2. Vaststaande feiten
2.1
In mijn conclusie voor genoemd arrest van 10 december 2004 heb ik de feiten weergegeven (sub 2.1 – 2.11). Het Hof heeft die feiten in de onderhavige procedure overgenomen; het heeft een aantal andere feiten toegevoegd. Ten behoeve van de afzonderlijke leesbaarheid van deze conclusie zal ik de door het Hof ‘in essentie’2. vastgestelde feiten (ten dele: nogmaals) weergeven.3.
2.2
De gemeente heeft omstreeks maart/april 1992 aan [A] B.V. een perceel verkocht. Dit perceel bevindt zich op het bedrijventerrein […], op de hoek van de [a-straat] en de [b-straat] te [plaats]. In art. C van de koopovereenkomst is bepaald dat de onroerende zaak is bestemd ‘voor de bouw van een automobielbedrijf met motorbrandstoffenverkooppunt (exclusief LPG)’.
2.3
Op 24 februari 1994 heeft [A] B.V. of een met haar verbonden persoon of vennootschap nog een aangrenzend perceel van de gemeente gekocht.
2.4
Bij aanvraag van 4 juli 1994, ingediend op 12 juli 1994, heeft [B] B.V. de gemeente verzocht om een vergunning ingevolge de Wet milieubeheer voor het oprichten en in werking hebben van een inrichting, zijnde een ‘garagebedrijf met benzinestation en autowasstraat’ op de hiervoor bedoelde percelen. De bij de aanvraag behorende tekening omvatte ook een LPG-installatie, althans een gastank, op die percelen.
2.5
Bij besluit van 26 september 1994 heeft de gemeente de gevraagde vergunning aan [A] B.V. verleend en hieraan onder meer het voorschrift toegevoegd dat voor de uitvoering van de LPG-installatie, de keuring, de bedrijfsvoering en de afstanden van de LPG-installatie tot objecten binnen de inrichting en het lossen van de tankwagen wordt verwezen naar de voorschriften van het Besluit ‘LPG-tankstations’.
2.6
Bij de verlening van een vergunning op grond van de Wet milieubeheer voor het oprichten en in werking hebben van een inrichting die een LPG-installatie omvat, dient (ook reeds in 1994) acht geslagen te worden op de minimale afstand tussen een ondergronds LPG-reservoir en woningen van derden alsmede de minimale afstand van het vulpunt en woningen van derden.
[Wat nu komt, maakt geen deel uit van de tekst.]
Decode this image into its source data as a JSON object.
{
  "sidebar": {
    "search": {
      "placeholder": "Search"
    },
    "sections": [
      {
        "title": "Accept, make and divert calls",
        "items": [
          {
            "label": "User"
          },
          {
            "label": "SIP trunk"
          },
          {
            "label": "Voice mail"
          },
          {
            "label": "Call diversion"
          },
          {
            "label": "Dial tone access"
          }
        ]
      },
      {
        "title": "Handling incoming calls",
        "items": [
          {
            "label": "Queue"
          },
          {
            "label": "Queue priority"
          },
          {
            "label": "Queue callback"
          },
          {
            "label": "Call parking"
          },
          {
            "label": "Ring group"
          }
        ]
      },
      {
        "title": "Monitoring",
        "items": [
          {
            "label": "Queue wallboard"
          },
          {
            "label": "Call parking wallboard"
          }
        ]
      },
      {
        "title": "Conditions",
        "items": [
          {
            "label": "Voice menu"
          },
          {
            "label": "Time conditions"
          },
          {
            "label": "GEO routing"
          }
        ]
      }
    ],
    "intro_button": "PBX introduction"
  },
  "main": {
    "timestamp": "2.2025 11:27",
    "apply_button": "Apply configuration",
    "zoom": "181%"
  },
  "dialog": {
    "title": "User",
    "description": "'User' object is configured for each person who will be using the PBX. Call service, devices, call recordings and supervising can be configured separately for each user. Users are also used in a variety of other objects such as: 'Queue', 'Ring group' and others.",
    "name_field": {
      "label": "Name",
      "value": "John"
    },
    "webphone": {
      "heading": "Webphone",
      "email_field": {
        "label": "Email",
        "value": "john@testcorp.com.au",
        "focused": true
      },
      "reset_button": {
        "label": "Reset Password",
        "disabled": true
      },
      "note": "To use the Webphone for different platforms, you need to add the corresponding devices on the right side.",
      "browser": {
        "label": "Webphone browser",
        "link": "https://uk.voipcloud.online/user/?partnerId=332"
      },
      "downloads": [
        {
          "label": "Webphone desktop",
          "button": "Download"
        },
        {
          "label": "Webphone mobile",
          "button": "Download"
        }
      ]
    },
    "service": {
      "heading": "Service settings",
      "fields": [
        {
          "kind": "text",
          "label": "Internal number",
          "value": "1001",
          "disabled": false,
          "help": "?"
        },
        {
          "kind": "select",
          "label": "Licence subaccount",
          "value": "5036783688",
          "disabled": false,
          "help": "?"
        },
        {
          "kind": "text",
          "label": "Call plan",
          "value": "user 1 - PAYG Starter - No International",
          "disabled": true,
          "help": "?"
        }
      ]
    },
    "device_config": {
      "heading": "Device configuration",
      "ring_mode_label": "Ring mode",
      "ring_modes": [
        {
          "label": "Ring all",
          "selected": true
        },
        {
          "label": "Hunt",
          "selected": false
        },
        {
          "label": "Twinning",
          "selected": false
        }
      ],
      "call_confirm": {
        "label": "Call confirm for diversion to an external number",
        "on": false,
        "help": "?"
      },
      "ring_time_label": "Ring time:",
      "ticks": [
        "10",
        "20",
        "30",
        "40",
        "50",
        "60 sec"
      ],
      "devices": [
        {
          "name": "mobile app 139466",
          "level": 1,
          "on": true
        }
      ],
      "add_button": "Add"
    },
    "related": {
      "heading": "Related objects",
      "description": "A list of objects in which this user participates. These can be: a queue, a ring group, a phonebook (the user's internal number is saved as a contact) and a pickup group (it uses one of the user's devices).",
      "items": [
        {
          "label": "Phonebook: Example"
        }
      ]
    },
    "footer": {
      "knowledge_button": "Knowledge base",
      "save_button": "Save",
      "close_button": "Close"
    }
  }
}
Ten tijde van de verlening van de onderhavige milieuvergunning bedroeg voor nieuwe installaties de eerste afstand 40 meter en de tweede 80 meter.
2.7
Op 25 maart 1994 heeft de gemeente, met toepassing van art. 19 Wet op de Ruimtelijke Ordening, zoals dat destijds luidde, een bouwvergunning verleend aan [C] B.V. voor de oprichting van een bedrijfsruimte met woning achter de door [A] B.V. gekochte percelen. Door de realisering van deze woning (en naastgelegen woningen) kwam de beoogde LPG-installatie, als weergegeven op de tekening behorend bij de aanvraag voor de milieuvergunning, te liggen binnen de hiervoor genoemde afstanden. De gemeente had verzuimd om de aanvraag van [A] B.V. aan deze afstandseisen te toetsen. Als de gemeente dit wel had gedaan, dan had zij de vergunning voor zover het de LPG-installatie betrof, moeten weigeren.
2.8
In oktober 1994 heeft [eiseres 1] bij de gemeente een aanvraag ingediend voor een bouwvergunning met betrekking tot het bouwen van een shop-carwash en een showroom-garage op de hiervoor bedoelde percelen. Deze vergunning is bij besluit van 13 februari 1995 verleend.
2.9
Bij notariële transportakte van 18 april 1995 zijn de genoemde percelen geleverd aan [eiseres 2].
2.10
Kort daarna zijn [eiseres] c.s. begonnen met de (voorbereiding van de) bouw van de inrichting, waaronder de LPG-installatie. Daarbij is gebleken dat er (een) woning(en) in aanbouw was (waren) binnen de voorgeschreven minimumafstand tussen die woning(en) enerzijds en de voorgenomen ligging van het reservoir en het vulpunt anderzijds.
2.11
De werkzaamheden voor de bouw van de inrichting zijn vervolgens onderbroken en [eiseres] c.s. en de gemeente zijn in overleg getreden. Dit heeft ertoe geleid dat het reservoir voor de LPG-installatie op een ander punt dan eerst voorzien op de percelen van [A] B.V. is gesitueerd, terwijl het vulpunt met opstelplaats voor de tankwagen, met medewerking van de gemeente, op gemeentelijke grond is geplaatst aan de overzijde van de weg. Hiervoor is een leiding van het vulpunt onder de openbare weg naar het LPG-reservoir aangelegd. Van de gewijzigde opstelling van het reservoir en het vulpunt is door [eiseres 1] een melding ex art. 8.19 Wet milieubeheer gedaan.
2.12
Op 1 juni 1995 heeft [eiseres 2] een huurovereenkomst gesloten met Mobil Oil B.V. Deze overeenkomst is op 19 juni 1995 en 13 juli 1995 aangepast. Op grond van de overeenkomst huurt Mobil Oil van [eiseres 2] — kort gezegd — het tankstation c.a.
2.13
Het tankstation is in mei 1996 geopend.
2.14
Het Hof heeft in zijn arrest van 13 mei 2003 beslist dat [eiseres] c.s. ervan uit mochten gaan dat met de transportakte de gebruiksbeperking met betrekking tot LPG in de koopovereenkomst was komen te vervallen.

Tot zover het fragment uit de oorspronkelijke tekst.